Sunday, April 20, 2008

The Wednesday Wars

by Gary D. Schmidt

Mrs. Baker hates Holling Hoodhood, at least as he sees it. Because of him, she has to stay and teach on Wednesday afternoons, so she punishes him by forcing him to read Shakespeare, and as we all know "Teachers bring up Shakespeare only to bore students to death." (p40) Things aren't all that great at home for Holling either. His dad, the owner/creator of Hoodhood and Associates lives his whole life focusing on how to further the business, and his wanna-be hippy/flower-child older sister doesn't exactly fit into her father's views. Holling knows one thing for sure, life as a seventh grader in 1967/1968 is not all it's cracked up to be.

I really enjoyed this story. At the end of every chapter, I would comment to my husband just how much I liked it. I thought Holling's views of the world were rather delightful (if a bit unbelievable), and I really enjoyed the writing. Here's one of my favorite passages:

"Mr. Guareschi's long ambition had been to become dictator of a small country. Danny Hupfer said that he had been waiting for the CIA to get rid of Fidel Castro and then send him down to Cuba, which Mr. Guareschi would then rename Guareschiland. Meryl Lee said that he was probably holding out for something in Eastern Europe. Maybe he was. But while he waited for his promotion, he kept the job of principal at Camillo Junior High and tested out his dictator-of-a-small-country on us." (p19)

Isn't that a great description? Schmidt uses descriptions like that throughout the story.

As Holling reads Shakespeare's The Tempest, he finds it pretty amusing. Especially the curse words that Caliban uses through out. In fact, he spends most of the book memorizing and throwing out the curse words at others. My favorite was probably "Toads, beetles, bats!" which popped up quite often.

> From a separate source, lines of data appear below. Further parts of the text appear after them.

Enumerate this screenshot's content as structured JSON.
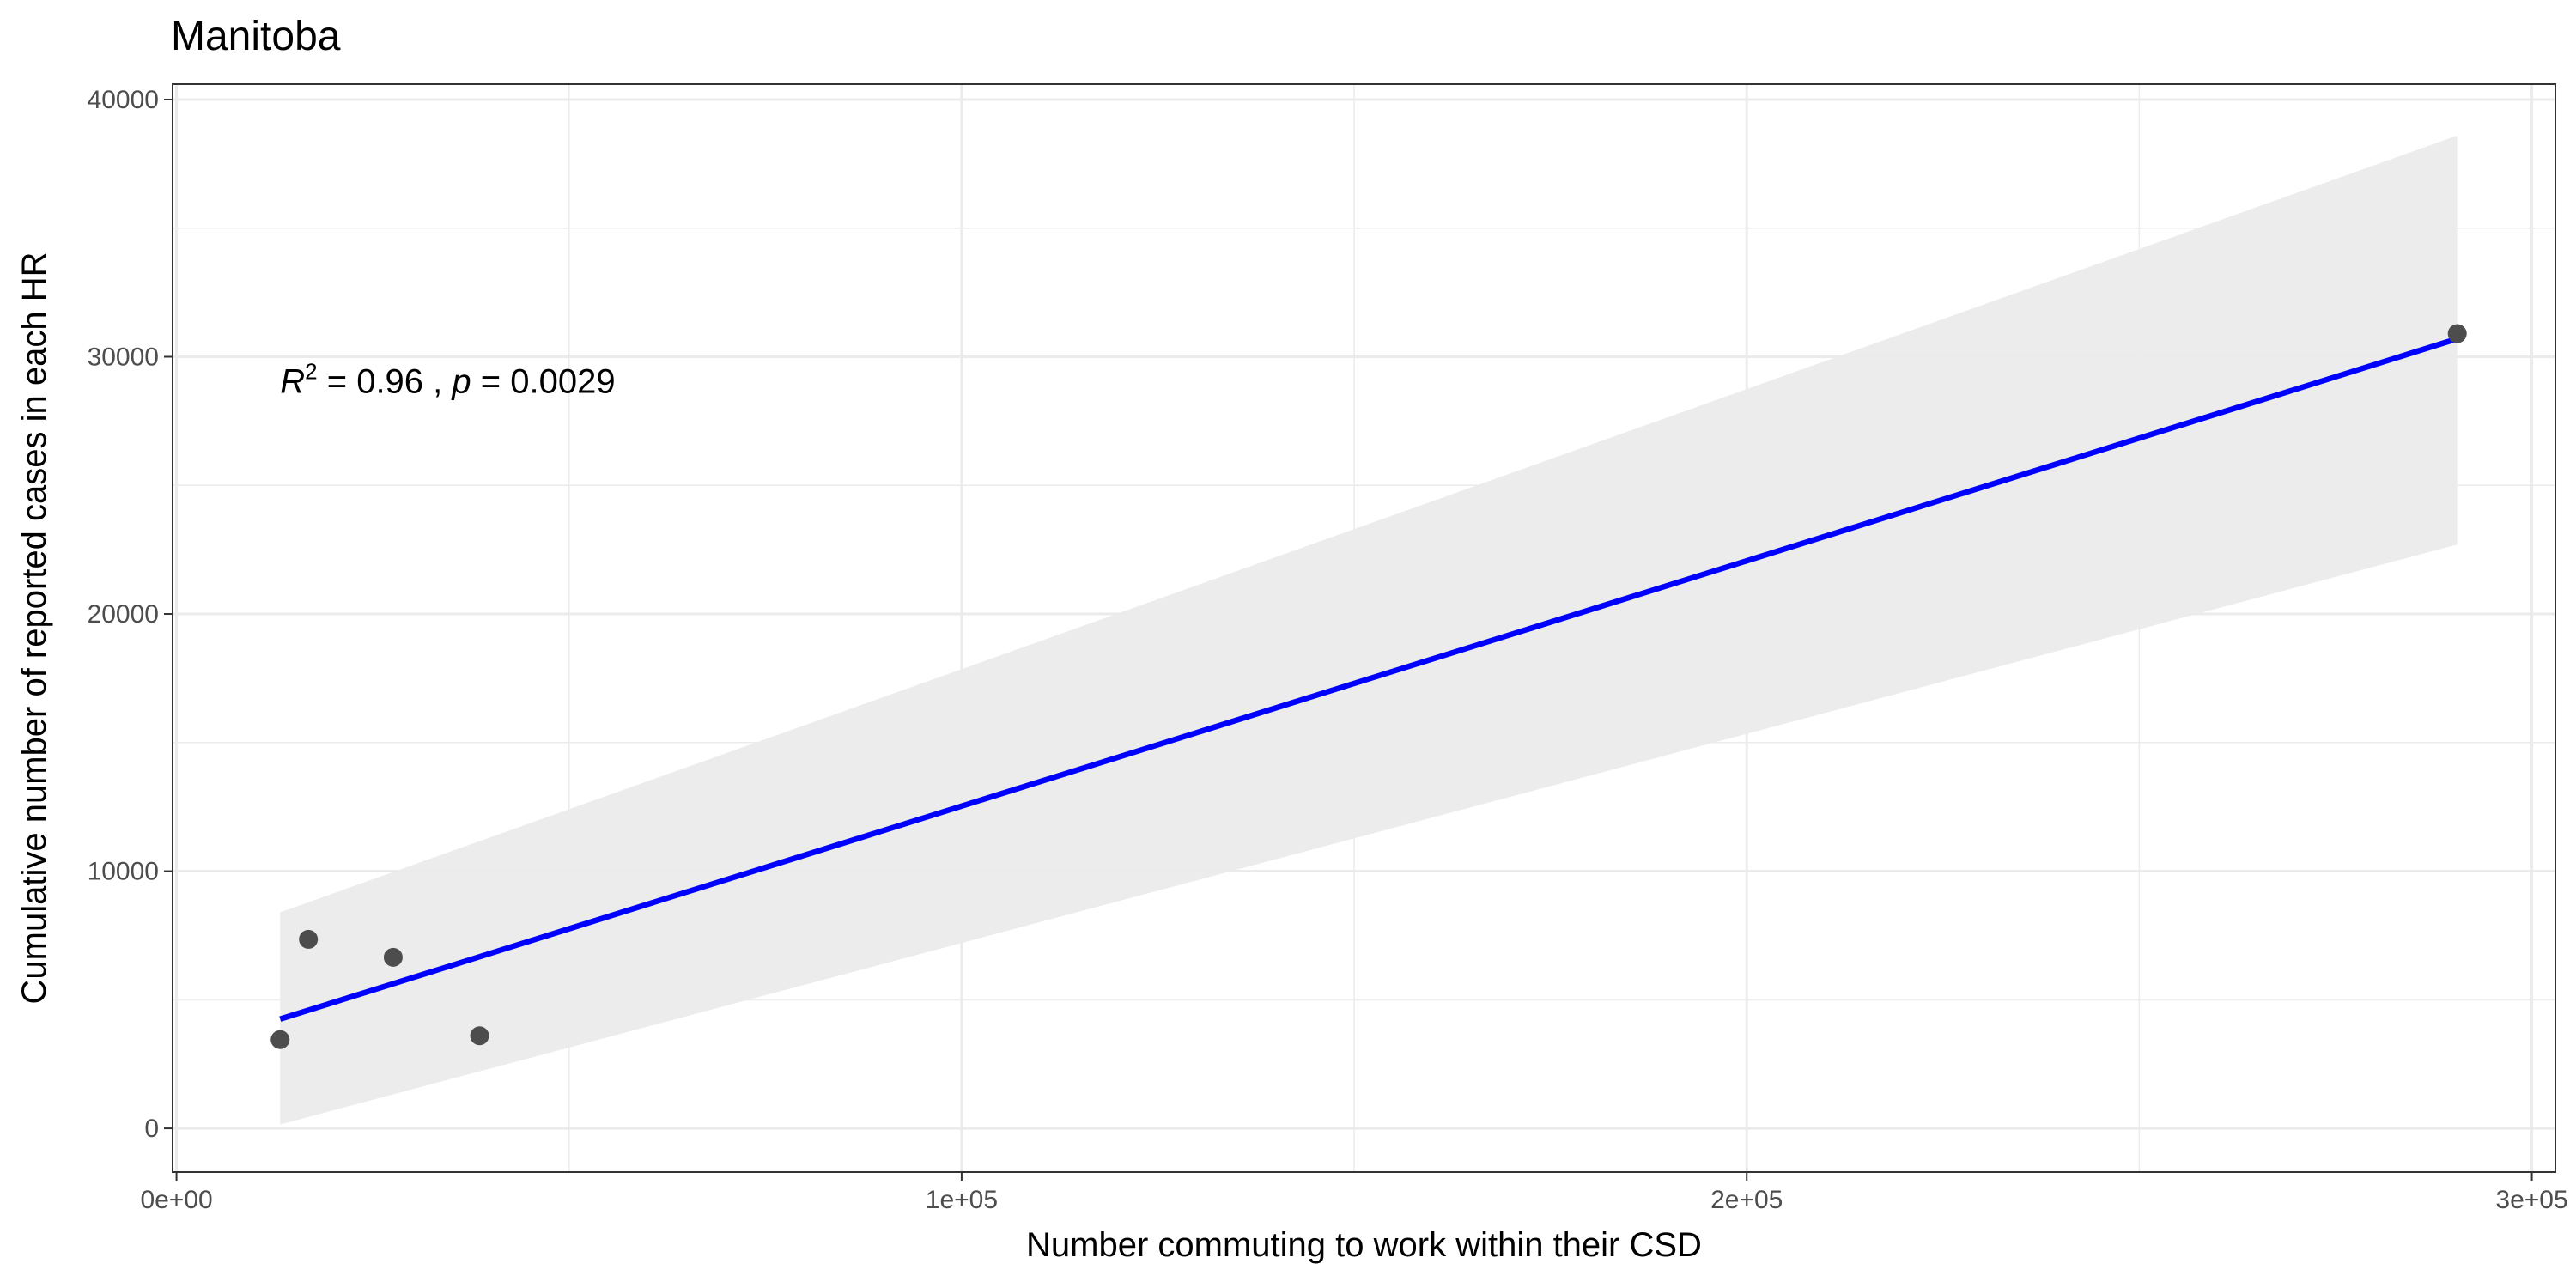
{
  "chart_data": {
    "type": "scatter",
    "title": "Manitoba",
    "xlabel": "Number commuting to work within their CSD",
    "ylabel": "Cumulative number of reported cases in each HR",
    "xlim": [
      -500,
      303000
    ],
    "ylim": [
      -1700,
      40600
    ],
    "x_ticks": [
      0,
      100000,
      200000,
      300000
    ],
    "x_tick_labels": [
      "0e+00",
      "1e+05",
      "2e+05",
      "3e+05"
    ],
    "y_ticks": [
      0,
      10000,
      20000,
      30000,
      40000
    ],
    "y_tick_labels": [
      "0",
      "10000",
      "20000",
      "30000",
      "40000"
    ],
    "grid": true,
    "points": [
      {
        "x": 13200,
        "y": 3450
      },
      {
        "x": 16800,
        "y": 7350
      },
      {
        "x": 27600,
        "y": 6650
      },
      {
        "x": 38600,
        "y": 3600
      },
      {
        "x": 290500,
        "y": 30900
      }
    ],
    "fit_line": {
      "x": [
        13200,
        290500
      ],
      "y": [
        4250,
        30700
      ],
      "color": "#0000ff"
    },
    "confidence_band": {
      "x": [
        13200,
        290500
      ],
      "upper": [
        8400,
        38600
      ],
      "lower": [
        150,
        22700
      ],
      "color": "#ebebeb"
    },
    "annotation": {
      "r_symbol": "R",
      "r_power": "2",
      "r_value": " = 0.96 , ",
      "p_symbol": "p",
      "p_value": " = 0.0029",
      "x": 13200,
      "y": 29000
    },
    "point_color": "#4d4d4d"
  }
}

As the year progresses, Mrs. Baker is there for Holling (and his classmates) in a way that Holling's parents seem unable to be. When his dad forgets to pick up Holling for the opening game at Yankee Stadium, Mrs. Baker comes to the rescue. She also teaches him how to run properly, which gives him the chance to join 8th graders on the varsity cross county team. But, Mrs. Baker has problems of her own. Mr. Baker is missing in action over at Vietnam and two rats are living in her classroom ceiling. Every kid should have a teacher like Mrs. Baker, who is able to put all else aside and help you reach your true potential. She was pretty amazing.

The story ends when the school year ends with the major crisis' cleaned up.

While I really liked the story, I did have a couple of complaints. The first is that Holling tells the story in first person as though it's happening at the time. He does not sound anything like 7th graders I know. He was wise well beyond his years, and while I appreciated the insight that added, it seemed to take away from the story in a way. The other thing was that I am not sure how many 7-9th graders would actually enjoy this book. It would work well in a study of the 60s, but most kids don't seem to know that much about that era (I don't actually know much about that era either), so a lot of the significance of what Holling is saying might be lost. It seems like the real audience of this book might be adults who grew up in the 60s, or people who enjoy history.

Those complaints aside, I really did enjoy this book a lot, and I would recommend it.

4.5 out of 5 stars.


Laura H said...

I just found your blog and its great!! I just finished this book and really liked it too. I want to recommend it to my 12yr old nephew but like you not sure if he will get the 60s era.

KT said...

Welcome Laura! and thanks. I would be interested to know what your nephew thinks of the book.